Data Science & Technology Monthly: Feb 2016

In the last post, we talked about how the open sourcing of machine learning algorithms and hardware architecture gives rise to the latest phenomenon of “Data is king”. As companies compete to get developers to use their libraries, we continue to see this ongoing arms race like trend in open sourcing. In addition, we are also seeing how complicated the big data landscape is becoming. This is the link to the most recent 2016 Big Data Landscape compiled by Matt Turck. There are several new entrants into niche areas in the landscape.

1. Open-Source arms race for wide adoption

In Jan 2016, Microsoft released its Computational Network Toolkit on Github. Microsoft claims that CNTK is a much better deep learning toolkit compared with all the other toolkits out there because CNTK can run on a single core machine and also on a large cluster of GPU machines. It would be a few weeks before the community verifies the claim though.
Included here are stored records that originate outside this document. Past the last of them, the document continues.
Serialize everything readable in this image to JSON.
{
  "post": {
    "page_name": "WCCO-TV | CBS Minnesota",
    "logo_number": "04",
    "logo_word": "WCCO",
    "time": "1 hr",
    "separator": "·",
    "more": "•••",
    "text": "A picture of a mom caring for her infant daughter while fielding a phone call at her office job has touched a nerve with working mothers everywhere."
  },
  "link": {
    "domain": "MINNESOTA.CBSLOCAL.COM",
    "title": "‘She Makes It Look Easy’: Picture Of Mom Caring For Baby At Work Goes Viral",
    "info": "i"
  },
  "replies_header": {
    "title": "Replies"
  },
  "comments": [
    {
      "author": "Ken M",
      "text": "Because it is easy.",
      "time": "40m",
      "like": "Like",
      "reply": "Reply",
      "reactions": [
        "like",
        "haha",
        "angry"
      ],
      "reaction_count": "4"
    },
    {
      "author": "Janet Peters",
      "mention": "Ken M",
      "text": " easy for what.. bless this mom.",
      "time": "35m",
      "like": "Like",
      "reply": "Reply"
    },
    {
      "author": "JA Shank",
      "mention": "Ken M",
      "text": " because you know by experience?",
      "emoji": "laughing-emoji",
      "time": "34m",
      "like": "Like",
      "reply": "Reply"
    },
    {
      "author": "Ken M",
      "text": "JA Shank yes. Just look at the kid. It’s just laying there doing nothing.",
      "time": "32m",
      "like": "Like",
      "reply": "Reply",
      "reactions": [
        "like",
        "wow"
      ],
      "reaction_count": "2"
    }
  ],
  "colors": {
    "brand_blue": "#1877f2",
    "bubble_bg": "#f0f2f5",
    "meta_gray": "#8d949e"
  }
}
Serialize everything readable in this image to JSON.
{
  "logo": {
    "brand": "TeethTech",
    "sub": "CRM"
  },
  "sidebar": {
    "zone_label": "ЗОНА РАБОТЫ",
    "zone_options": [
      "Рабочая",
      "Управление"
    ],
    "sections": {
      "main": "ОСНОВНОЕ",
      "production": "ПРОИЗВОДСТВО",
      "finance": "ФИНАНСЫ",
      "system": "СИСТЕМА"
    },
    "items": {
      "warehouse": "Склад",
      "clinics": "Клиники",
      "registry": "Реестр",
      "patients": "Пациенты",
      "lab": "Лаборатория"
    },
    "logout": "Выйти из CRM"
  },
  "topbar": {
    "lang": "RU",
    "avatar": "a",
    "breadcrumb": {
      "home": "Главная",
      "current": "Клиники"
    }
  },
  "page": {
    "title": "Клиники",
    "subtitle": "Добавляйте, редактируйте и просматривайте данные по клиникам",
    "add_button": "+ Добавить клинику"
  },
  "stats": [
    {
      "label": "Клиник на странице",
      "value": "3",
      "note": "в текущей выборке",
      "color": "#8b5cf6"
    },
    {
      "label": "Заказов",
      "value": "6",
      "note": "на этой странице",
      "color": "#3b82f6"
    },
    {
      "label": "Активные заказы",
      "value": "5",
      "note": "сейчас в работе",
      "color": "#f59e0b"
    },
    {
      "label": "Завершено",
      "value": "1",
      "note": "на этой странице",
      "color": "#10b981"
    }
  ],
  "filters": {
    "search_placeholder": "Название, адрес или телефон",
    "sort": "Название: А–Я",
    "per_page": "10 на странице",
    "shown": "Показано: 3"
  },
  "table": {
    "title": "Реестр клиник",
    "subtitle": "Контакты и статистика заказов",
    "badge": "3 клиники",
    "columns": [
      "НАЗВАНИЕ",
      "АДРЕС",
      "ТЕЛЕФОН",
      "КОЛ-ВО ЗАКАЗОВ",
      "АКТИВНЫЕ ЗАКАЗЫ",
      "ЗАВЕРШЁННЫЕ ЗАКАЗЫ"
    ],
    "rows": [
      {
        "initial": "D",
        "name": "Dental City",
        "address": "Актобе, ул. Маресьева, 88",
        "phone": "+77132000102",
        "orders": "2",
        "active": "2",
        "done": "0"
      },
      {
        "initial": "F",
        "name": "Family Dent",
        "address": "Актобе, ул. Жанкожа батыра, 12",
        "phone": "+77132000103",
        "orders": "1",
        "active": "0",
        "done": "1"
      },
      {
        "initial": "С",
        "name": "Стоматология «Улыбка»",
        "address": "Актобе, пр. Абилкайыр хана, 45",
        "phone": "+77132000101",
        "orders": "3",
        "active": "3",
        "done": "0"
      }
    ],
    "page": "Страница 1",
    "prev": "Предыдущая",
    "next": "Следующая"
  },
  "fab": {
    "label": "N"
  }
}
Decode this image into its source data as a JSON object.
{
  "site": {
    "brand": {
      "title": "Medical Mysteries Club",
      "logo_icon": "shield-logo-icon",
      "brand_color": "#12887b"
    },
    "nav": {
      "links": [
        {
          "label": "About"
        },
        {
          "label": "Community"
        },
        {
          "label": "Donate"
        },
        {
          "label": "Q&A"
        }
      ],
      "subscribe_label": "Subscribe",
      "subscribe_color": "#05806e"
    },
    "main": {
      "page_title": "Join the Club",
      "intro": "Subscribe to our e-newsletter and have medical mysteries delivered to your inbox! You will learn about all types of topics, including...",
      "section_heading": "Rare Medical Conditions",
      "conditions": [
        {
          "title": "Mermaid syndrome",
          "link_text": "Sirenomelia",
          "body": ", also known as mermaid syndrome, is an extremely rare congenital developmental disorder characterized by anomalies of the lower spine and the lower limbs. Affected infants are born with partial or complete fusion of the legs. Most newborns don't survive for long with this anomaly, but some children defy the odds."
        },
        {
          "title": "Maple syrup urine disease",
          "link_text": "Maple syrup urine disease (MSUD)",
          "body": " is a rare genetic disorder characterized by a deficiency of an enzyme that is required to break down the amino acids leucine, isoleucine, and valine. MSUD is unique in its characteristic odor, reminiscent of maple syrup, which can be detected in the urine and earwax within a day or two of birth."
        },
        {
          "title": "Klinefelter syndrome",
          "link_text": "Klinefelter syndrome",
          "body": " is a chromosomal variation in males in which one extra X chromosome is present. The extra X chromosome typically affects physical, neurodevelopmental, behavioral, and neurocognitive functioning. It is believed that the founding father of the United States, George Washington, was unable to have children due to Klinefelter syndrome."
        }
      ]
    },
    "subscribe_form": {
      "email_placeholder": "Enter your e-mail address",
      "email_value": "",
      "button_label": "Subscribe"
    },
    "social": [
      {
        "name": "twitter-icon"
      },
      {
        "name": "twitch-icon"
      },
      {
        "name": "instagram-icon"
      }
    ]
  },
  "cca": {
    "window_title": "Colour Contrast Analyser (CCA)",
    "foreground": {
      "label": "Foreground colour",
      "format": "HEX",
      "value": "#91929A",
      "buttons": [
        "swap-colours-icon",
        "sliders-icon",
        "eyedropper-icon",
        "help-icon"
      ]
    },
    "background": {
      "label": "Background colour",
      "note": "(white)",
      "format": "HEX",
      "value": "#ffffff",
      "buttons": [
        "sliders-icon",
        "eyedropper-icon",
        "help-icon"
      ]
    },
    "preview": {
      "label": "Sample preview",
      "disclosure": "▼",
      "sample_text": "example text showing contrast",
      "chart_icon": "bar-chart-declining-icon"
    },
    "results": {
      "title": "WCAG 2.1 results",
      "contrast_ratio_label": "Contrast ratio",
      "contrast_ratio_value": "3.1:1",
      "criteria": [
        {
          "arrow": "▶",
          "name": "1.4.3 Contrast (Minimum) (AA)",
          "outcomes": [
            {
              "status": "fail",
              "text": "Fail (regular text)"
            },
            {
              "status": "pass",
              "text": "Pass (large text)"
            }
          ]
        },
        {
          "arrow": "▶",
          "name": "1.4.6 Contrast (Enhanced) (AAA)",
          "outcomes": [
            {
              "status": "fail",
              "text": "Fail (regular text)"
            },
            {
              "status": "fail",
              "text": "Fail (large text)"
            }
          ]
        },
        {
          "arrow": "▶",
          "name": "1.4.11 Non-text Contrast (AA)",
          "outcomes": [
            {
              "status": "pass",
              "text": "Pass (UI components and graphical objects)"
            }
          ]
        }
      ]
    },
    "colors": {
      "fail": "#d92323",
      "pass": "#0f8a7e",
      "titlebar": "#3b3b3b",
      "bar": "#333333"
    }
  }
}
Researchers just want a large variety of datasets to try out their algorithms on. While there are tons of open and free datasets available out there, the biggest news item from the last month has been Yahoo’s release of the largest ever machine learning dataset. This new data set is 13.5TB in size and it consists of anonymized user interaction from Yahoo News Feeds between Feb 2015 and May 2015 for about 20M users. This data would be a dream for researchers to lay hands on because they can now study online behavior of 20M users.

2. Image Processing

In the image processing category, here is an interesting piece of news. MIT Researchers have trained an algorithm to predict how boring you…. The applications of the algorithm are widespread because it would improve the impact of the shares. The team that made this algorithm are planning on releasing an app. And yes, deep learning was involved.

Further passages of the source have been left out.